Wie bereits auf koydo berichtet wurde, ist vom Landtag in Vaduz mehrheitlich beschlossen worden, das Partnerschaftsgesetz, welches homosexuelle Paare den heterosexuellen Ehepaaren rechtlich gleichstellt, im September 2011 zu verabschieden. Nun melden sich jedoch erste Gegenstimmen aus dem konservativ-katholischen Lager zu Wort und versuchen, ein Referendum durchzubekommen.
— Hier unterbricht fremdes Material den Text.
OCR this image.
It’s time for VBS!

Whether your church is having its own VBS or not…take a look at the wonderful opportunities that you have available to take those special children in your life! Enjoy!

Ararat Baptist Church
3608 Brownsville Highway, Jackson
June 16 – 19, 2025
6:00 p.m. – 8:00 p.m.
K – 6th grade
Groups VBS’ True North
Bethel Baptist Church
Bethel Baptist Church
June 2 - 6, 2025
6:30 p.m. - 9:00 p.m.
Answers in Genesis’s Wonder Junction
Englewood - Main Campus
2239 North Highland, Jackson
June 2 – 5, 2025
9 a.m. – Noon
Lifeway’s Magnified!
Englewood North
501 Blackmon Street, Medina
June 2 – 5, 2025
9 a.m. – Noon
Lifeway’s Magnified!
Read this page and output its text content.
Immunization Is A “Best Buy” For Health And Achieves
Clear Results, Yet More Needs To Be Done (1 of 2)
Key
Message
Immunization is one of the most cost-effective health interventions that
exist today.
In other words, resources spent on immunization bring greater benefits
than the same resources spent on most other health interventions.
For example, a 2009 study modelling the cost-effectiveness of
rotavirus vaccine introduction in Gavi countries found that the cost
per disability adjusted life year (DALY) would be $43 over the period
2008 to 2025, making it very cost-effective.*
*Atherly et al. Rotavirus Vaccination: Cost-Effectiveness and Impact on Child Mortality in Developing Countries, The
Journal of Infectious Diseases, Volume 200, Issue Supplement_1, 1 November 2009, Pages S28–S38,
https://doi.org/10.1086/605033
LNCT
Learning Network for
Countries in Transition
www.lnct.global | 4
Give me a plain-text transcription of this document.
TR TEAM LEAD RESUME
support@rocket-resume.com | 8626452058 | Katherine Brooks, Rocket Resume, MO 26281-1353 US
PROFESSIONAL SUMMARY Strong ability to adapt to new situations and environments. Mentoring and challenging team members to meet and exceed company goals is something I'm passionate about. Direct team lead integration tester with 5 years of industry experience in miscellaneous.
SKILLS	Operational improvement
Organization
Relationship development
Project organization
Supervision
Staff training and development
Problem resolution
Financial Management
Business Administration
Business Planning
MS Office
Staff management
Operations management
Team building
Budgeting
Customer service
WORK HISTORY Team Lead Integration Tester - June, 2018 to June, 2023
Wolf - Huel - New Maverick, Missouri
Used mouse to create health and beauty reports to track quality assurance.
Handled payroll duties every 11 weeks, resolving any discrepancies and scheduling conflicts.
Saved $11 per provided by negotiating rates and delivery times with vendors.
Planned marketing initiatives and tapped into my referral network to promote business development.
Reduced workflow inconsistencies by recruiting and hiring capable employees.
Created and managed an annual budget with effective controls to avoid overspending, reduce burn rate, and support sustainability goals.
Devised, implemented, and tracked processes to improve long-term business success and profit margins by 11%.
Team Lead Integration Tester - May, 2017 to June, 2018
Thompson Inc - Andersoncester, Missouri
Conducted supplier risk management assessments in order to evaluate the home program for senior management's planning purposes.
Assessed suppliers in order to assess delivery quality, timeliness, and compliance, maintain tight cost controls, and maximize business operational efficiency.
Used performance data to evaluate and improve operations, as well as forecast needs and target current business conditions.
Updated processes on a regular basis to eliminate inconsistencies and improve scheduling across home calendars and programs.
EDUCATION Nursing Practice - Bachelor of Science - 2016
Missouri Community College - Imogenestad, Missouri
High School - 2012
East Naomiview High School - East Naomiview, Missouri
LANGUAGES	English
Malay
Gegner hatte es bereits vor dem Entscheid gegeben. So hatte der Generalvikar Markus Walser die Homosexualität kürzlich als „schwere Abirrung“ bezeichnet und auch der Erzbischof Wolfgang Haas betitelte die Anerkennung einer solchen „schweren Sünde“ als „Skandal“. Ein Referendum von Seiten der Kirche solle es zwar nicht geben, hieß es noch Mitte März, da sich aber nun eine private Gruppierung um ein solches bemüht, ist dieser die Unterstützung der Kirche gewiss.
Laut des Initiators der Gruppe richte sich das Referendum nicht gegen einzelne Personen oder Personengruppen, sondern lediglich gegen die Entscheidung des Landtages, welcher kritische Gegenstimmen schlichtweg übergangen habe und somit bei diesem Entschluss nicht von Volksvertretung gesprochen werden könne. Außerdem merke, wer den Puls des Volkes fühle, dass es zu dieser Gesetzesvorlage viele kritische Stimmen und ablehnende Kräfte gebe, so Schraner.
Bekommt die private Gruppierung „Vox Populi“ unter der Führung von Johannes Schraner 1000 Stimmen gegen die Einführung des Partnerschaftsgesetzes zusammen, so wird dieses nicht, wie geplant, im September 2011 in Kraft treten. Sollte dieser Fall eintreten, muss per Volksabstimmung entschieden werden, ob homosexuelle Paare den heterosexuellen Ehepaaren gleichgestellt werden.